逆に、「自分の力で幸せになれそうな予感」さえあれば、親がとやかく言わなくても、子供は勝手に社会的に自立していくのではないかと思います。
心が自立した状態だと、もし、何かに失敗したとしても、振り返る先があります。
- 自分は、本当はどのように感じていたのだろう?
- 自分の考えのあの部分が良くなかったのかもしれない
- 自分の行動のあの部分が良くなかったのかもしれない
これは、非常に重要な事です。
なぜなら、自分を振り返ることは、より良い自分へと変化していくことを手伝ってくれます。
ところが、心が自立していない(自立させてもらえない)と、振り返る先が無いので、何をどう変えたら良いか分からないと感じてしまうのは、当然のことなのかもしれません。
そんな悩みが続いてしまうと、苦し紛れに、自分が存在することが悪いというような結論を出さざるを得ない心境に追い込まれることもあるのです。
【重要】
感覚や感情は別格で、誰にとってもそれは紛れの無い真実で、反省すべきものではありません。 感情や感覚を見つめる際は、その良し悪しを云々するのではなく、そう感じてしまっても当然だという自分の背景を理解しようとして下さい。
【親の心得】
- 子供の代わりに感じない/子供の感情や感覚を否定しない
- 子供の代わりに考えない/親の考えを押し付けない
- 子供の代わりに行動しない/行動できるチャンスを奪わない
- 子供の代わりに望まない/望むチャンスを奪わない
→子供が感じられるように助けようとする
→子供が考えられるように助けようとする
→子供が行動できるように助けようとする
→子供が望むことができるように助けようとする
普通の文章で表現すると、『親は、自分の感情や感覚や考えなどを押し付けずに、子供が必要とするときに、子供の話を共感しながらじっくりと聴き、子供が自ら行動するまでゆっくりと見守ってあげる』 ということです。
【想像される子供の心への影響】
1.親が子供の代わりに感じること
- 自分が感じていることを理解しようとはせずに、自分の気持ちを伝えなくても、相手が何かを感じてくれることを期待するようになってしまうかもしれません。
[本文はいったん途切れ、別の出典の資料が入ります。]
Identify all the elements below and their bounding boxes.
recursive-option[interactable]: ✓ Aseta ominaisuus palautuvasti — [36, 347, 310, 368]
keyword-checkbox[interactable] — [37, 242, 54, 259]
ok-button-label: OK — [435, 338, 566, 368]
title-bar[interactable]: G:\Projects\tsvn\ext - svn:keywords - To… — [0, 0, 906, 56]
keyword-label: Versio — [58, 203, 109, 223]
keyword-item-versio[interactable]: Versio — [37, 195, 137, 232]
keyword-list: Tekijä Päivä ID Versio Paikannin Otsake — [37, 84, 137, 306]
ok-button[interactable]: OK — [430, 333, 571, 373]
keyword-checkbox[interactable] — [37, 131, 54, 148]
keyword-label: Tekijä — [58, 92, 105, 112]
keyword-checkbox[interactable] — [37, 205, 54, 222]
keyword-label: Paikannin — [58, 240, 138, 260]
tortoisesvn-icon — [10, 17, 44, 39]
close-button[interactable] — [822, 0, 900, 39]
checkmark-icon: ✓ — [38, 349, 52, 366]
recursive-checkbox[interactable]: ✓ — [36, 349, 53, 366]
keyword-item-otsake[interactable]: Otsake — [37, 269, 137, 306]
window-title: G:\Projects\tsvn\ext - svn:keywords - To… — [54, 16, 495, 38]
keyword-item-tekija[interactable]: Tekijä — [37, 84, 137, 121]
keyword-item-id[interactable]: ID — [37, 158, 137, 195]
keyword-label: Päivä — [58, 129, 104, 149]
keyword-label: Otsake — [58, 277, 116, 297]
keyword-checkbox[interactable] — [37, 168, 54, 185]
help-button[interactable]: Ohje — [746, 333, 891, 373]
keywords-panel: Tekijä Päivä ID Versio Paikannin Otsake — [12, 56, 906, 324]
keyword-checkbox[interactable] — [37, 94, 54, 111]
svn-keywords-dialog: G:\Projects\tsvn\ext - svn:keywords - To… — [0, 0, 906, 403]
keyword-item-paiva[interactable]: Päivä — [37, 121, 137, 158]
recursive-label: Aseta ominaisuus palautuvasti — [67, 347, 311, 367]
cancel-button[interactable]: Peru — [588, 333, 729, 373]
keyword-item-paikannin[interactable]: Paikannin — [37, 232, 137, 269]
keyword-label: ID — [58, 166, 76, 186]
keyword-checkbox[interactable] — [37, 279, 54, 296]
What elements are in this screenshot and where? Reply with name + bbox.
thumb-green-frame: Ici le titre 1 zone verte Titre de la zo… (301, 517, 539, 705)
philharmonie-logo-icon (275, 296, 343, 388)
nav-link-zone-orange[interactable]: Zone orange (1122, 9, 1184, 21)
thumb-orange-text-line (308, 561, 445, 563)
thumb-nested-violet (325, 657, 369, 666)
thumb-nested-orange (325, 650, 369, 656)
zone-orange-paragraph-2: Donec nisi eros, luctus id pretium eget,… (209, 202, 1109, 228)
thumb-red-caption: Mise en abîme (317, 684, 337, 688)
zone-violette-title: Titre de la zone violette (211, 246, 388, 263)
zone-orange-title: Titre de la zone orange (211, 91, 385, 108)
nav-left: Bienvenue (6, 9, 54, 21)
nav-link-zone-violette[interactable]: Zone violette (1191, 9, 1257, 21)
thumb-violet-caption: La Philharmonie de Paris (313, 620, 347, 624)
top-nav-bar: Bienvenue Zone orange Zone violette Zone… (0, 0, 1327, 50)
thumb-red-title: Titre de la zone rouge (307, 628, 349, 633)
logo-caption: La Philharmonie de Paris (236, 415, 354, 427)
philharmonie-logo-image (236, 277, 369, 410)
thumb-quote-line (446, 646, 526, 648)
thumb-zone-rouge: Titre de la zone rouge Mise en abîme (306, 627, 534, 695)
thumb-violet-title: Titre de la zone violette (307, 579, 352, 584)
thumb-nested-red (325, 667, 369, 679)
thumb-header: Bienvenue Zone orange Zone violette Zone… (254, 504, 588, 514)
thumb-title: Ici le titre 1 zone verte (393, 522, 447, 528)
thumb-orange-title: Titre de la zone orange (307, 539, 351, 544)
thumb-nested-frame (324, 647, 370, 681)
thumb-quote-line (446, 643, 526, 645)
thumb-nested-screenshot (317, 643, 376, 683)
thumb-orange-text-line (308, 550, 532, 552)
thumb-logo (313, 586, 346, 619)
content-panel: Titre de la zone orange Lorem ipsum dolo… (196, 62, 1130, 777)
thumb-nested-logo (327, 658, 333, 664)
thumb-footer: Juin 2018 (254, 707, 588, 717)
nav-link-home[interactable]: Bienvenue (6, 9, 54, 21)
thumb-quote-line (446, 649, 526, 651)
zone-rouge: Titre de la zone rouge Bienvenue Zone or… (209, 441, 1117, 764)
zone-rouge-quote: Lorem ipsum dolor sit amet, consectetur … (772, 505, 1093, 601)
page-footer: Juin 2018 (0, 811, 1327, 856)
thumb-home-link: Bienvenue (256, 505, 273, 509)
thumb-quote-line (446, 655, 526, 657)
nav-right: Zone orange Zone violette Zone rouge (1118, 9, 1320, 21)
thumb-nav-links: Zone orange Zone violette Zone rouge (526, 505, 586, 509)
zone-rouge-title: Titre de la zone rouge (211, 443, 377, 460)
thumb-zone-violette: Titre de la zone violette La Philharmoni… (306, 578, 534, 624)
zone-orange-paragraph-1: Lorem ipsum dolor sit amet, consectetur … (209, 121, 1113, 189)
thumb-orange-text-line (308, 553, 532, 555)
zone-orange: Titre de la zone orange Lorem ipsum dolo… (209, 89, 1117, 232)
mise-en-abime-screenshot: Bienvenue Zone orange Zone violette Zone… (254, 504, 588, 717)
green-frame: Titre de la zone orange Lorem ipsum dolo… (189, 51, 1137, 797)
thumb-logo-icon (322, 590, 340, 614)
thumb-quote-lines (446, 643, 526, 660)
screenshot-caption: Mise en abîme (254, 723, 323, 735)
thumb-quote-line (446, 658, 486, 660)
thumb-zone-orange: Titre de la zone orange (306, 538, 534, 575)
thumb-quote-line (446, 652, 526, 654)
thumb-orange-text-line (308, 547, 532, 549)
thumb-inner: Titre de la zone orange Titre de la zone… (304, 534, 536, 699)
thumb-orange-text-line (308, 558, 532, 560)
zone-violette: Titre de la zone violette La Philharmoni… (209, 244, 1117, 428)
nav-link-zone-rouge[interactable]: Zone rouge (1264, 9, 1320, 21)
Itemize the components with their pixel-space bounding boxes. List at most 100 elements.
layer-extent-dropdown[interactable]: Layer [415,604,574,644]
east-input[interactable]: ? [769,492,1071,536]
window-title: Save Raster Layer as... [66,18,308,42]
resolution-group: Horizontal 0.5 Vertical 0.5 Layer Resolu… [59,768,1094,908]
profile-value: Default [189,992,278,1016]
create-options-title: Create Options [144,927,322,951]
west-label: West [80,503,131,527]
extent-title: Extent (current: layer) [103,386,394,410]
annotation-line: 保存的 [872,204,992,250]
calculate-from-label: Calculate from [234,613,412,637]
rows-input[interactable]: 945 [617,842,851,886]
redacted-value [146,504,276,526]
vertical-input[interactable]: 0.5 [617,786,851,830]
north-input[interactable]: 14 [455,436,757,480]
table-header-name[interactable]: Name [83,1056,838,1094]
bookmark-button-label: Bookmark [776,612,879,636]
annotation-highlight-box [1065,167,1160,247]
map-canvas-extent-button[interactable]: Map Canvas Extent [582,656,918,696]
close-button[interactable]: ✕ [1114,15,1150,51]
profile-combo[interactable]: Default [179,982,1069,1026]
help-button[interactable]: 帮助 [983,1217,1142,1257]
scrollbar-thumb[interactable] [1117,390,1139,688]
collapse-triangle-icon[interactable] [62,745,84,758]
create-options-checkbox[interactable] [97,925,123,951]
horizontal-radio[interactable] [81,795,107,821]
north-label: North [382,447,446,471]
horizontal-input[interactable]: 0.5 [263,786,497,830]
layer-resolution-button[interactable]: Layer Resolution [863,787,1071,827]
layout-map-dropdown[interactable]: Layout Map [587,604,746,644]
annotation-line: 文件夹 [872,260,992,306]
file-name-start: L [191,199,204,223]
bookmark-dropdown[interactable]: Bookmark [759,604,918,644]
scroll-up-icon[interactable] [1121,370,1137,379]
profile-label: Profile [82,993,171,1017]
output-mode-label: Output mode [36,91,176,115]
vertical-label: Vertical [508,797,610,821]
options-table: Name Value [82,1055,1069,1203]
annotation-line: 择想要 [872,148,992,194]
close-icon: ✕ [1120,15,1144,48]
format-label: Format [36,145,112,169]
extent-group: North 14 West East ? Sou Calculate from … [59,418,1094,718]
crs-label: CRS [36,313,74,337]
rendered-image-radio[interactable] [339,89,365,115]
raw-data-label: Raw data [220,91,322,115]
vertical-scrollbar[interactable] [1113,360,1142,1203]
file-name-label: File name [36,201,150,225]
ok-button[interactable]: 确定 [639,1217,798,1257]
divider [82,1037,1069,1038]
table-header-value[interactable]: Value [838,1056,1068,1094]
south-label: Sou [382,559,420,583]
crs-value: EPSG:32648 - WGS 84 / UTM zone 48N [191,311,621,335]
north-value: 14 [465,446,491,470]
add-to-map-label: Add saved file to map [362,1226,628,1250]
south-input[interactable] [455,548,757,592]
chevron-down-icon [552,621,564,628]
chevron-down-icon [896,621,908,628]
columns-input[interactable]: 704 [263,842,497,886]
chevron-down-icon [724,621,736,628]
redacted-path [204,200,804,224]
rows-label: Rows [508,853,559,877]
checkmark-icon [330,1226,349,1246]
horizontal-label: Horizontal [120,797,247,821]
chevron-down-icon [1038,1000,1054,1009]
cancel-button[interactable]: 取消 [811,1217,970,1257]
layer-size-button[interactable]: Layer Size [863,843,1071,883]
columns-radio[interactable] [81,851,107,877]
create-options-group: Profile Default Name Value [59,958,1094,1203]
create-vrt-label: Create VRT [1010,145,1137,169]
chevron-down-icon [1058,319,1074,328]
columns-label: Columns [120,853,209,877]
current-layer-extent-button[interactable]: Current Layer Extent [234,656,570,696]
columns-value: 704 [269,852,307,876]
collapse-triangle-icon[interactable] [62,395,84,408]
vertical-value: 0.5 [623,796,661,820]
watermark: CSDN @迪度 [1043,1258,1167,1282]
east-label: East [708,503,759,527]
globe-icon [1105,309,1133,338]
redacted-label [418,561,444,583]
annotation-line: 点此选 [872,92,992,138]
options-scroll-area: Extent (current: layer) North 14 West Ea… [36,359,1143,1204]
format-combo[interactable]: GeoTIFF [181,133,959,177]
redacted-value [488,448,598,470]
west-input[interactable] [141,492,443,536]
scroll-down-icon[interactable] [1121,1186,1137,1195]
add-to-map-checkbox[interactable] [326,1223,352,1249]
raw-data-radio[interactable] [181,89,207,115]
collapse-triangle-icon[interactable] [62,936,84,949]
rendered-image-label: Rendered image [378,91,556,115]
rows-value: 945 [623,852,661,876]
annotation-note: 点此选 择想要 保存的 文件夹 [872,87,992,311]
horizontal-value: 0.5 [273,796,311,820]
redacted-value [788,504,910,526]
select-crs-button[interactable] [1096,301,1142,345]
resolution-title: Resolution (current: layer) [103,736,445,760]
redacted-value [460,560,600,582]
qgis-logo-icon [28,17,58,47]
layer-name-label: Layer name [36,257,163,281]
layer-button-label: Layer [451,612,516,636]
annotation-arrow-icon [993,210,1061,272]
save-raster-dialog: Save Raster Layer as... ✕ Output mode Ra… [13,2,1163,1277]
- 自分の感情や感覚よりも、相手の感情や感覚に目が向いてしまいがちになって、他人の感情や感覚ばかりを想像するようになるかもしれません。
- その結果、自分の感情や感覚を感じ難くなり、「自分自身がわからない」という感覚を持つようになるかもしれません。
2.親が子供の代わりに考えること
- 自分が感じたことは、自分が解決しようとしなくても、他人が考えてくれるということを期待するようになるかもしれません。
- 自分の考えではなく、相手の考えを想像するようになるかもしれません。
- 「考えても仕方がない」という漠然とした諦めの感覚をいつも身にまとってしまうことになるかもしれません。
3.親が子供の代わりに行動すること
- 自分が考えたことは、自分が何もしなくても、他の人が行動してくれるとことを期待するようになるかもしれません。
- 「自分で行動しようとしても無駄だ」と感じ、自分で行動し難くなってしまうかもしれません。
- 自分は何もしないのに、相手の行動を批評してばかりいるようになるかもしれません。